Ainsi, bien qu’une demande anticipée d’aide médicale à mourir ne soit pas la même chose qu’une directive préalable, ces différents concepts ont en commun l’acceptation de l’autonomie personnelle en ce qui concerne la prise de décision anticipée. Nous nous fondons aussi sur la doctrine du consentement éclairé et le droit de choisir et de refuser un traitement, même si ce choix entraîne ou accélère la mort.

Même s’il est prévu que la plupart des demandes anticipées seront faites dans le contexte de maladies neurodégénératives comme la maladie d’Alzheimer, il est possible que d’autres types de maladies entraînent une demande anticipée. Je songe par exemple à une tumeur cérébrale primaire comme le glioblastome multiforme, ou GBM, comme disent les médecins. C’est la forme la plus invasive de cancer du cerveau, et elle est incurable.

Les personnes qui reçoivent un diagnostic de GBM vivent généralement entre 10 et 22 mois à partir du moment du diagnostic. Même si les capacités cognitives de la plupart des gens sont intactes au moment du diagnostic, leur capacité décisionnelle peut diminuer très rapidement. Un GBM en phase terminale peut inclure de graves maux de tête, l’incapacité de déglutir, des délires, des hallucinations, une perte de contrôle des fonctions corporelles, des crises d’épilepsie et la perte de conscience. En sachant tout cela, il est possible qu’une personne envisage de faire une demande anticipée d’aide médicale à mourir au moment du diagnostic.

Le défi que pose une telle condition est qu’il est impossible de prédire avec la moindre certitude combien de temps durera la période de compétence liée à la prise de décision avant les changements — qui peuvent survenir rapidement — qui feront en sorte que la personne ne sera plus capable de consentir à l’aide médicale à mourir même s’il s’agit de son choix de fin de vie.

En passant, cette incertitude peut inciter une personne à demander l’aide médicale à mourir avant qu’elle ne le veuille vraiment, ce qui peut produire une situation horriblement insatisfaisante, c’est le moins qu’on puisse dire.

Revenons maintenant aux quatre points que j’ai soulevés concernant la définition de la demande anticipée.

Premièrement, la question de la clarté, afin que tous, notamment la personne chargée d’administrer l’aide médicale à mourir, soient bien certains d’avoir compris les souhaits exprimés par la personne compétente qui fait la demande.
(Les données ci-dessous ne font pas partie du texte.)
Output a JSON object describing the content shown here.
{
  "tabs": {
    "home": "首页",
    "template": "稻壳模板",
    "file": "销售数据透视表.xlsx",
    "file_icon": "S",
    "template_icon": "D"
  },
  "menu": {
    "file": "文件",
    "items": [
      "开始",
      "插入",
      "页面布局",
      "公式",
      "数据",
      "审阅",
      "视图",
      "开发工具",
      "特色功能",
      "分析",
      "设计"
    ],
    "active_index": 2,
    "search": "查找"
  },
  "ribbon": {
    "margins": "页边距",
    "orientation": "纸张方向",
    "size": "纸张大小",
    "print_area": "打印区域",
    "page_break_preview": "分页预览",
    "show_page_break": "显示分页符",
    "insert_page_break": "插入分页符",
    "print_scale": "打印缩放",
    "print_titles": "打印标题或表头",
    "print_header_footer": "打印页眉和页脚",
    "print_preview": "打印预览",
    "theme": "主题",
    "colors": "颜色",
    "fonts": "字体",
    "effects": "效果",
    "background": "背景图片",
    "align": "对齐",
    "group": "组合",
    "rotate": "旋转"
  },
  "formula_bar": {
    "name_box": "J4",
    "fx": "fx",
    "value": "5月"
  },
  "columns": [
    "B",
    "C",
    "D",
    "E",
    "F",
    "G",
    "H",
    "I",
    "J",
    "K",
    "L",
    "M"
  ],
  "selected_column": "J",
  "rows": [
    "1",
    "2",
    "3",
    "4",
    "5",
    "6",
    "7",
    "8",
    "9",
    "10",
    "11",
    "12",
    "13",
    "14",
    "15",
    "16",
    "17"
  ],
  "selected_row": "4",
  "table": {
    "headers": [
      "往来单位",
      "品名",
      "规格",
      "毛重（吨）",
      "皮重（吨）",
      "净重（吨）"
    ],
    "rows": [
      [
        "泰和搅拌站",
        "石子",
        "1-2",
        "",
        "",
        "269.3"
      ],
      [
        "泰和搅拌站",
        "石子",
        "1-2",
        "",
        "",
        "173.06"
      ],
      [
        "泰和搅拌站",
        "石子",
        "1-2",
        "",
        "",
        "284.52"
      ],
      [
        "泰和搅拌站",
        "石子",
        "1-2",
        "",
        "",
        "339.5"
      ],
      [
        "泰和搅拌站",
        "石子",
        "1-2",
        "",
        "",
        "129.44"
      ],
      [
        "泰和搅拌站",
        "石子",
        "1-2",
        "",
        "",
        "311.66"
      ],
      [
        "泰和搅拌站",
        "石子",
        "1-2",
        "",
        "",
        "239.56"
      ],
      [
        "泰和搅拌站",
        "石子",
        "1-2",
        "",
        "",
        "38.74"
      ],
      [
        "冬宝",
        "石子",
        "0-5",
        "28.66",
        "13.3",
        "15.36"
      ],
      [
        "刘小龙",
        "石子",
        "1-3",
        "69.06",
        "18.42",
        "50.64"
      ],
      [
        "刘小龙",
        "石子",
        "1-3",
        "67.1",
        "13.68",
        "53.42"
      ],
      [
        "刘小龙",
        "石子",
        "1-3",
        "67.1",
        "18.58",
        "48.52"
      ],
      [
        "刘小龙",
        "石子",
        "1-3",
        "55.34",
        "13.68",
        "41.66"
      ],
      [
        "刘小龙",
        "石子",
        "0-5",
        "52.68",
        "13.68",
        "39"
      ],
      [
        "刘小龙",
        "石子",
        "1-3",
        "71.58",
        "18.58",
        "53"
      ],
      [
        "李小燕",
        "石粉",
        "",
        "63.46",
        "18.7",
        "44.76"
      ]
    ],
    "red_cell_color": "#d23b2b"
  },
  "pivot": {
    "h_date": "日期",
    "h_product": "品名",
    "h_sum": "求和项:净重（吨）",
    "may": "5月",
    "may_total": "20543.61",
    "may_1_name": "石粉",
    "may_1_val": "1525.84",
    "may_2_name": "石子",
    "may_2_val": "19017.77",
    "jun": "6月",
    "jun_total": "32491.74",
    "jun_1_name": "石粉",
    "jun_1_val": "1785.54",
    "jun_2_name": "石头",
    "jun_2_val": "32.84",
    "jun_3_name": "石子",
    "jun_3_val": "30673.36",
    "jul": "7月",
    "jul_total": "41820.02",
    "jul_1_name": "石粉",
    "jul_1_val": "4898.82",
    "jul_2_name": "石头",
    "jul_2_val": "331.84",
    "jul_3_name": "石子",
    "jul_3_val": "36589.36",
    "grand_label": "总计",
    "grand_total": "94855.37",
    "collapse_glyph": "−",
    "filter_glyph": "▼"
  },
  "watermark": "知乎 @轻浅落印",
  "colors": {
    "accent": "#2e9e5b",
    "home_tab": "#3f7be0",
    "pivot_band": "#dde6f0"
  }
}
Ce sont les souhaits exprimés par une personne compétente.

À mon avis, il serait nécessaire que la demande soit faite par écrit et qu’elle précise le seuil qui déclencherait l’administration de l’aide médicale à mourir établi par la personne qui fait la demande. La demande devrait contenir autant d’informations que possible pour qu’on puisse bien comprendre les conditions requises pour l’administration de l’aide médicale à mourir.

Des énoncés tels que « lorsque je ne pourrai plus profiter de la vie », « lorsque je ne serai plus en mesure de prendre des décisions » ou « lorsque je ne reconnaîtrai plus les membres de ma famille » ne devraient pas être utilisés pour décrire le seuil à partir duquel l’aide médicale à mourir peut être administrée. Il faut des énoncés plus précis. Par exemple :

Je veux recevoir l’aide médicale à mourir dans les situations suivantes, même si je ne souffre pas, peu importe ce que pensent les autres de ma condition : si je n’arrive plus à reconnaître aucun membre de ma famille en toutes circonstances lors de leurs visites pendant deux mois; OU si je ne suis plus en mesure de faire ma toilette moi-même pendant un mois; OU si je ne sais plus où je suis, quel jour et quel mois nous sommes au quotidien pendant un mois.

Il importe de souligner ici que les conditions sont propres à la personne et qu’elles représentent ce que celle-ci considère comme intolérable pour elle. Les conditions ne seront pas les mêmes d’une personne à l’autre et un tiers ne pourra pas les définir.

De plus, au moment d’élaborer la demande anticipée, des membres de famille et d’autres personnes peuvent participer aux discussions sur les conditions que le demandeur considère comme représentant le seuil pour recourir à l’aide médicale à mourir, si celui-ci le souhaite. Avec de tels détails, la réalisation de la demande anticipée d’aide médicale à mourir devient plus claire pour le patient, le clinicien et les membres de la famille.

Ma deuxième considération est que la demande doit être faite par une personne compétente et, à ce titre, une détermination de la compétence qui est défendable sur le plan clinique et juridique doit accompagner une demande anticipée. Cela signifie que la demande anticipée d’aide médicale à mourir doit inclure une évaluation de la compétence fournie par un clinicien qualifié, et une note décrivant l’évaluation et ses résultats doit être signée, datée et apposée à la demande anticipée écrite. Par exemple, on pourrait considérer qu’un entretien clinique et un mini-examen de l’état mental satisfont à cette condition.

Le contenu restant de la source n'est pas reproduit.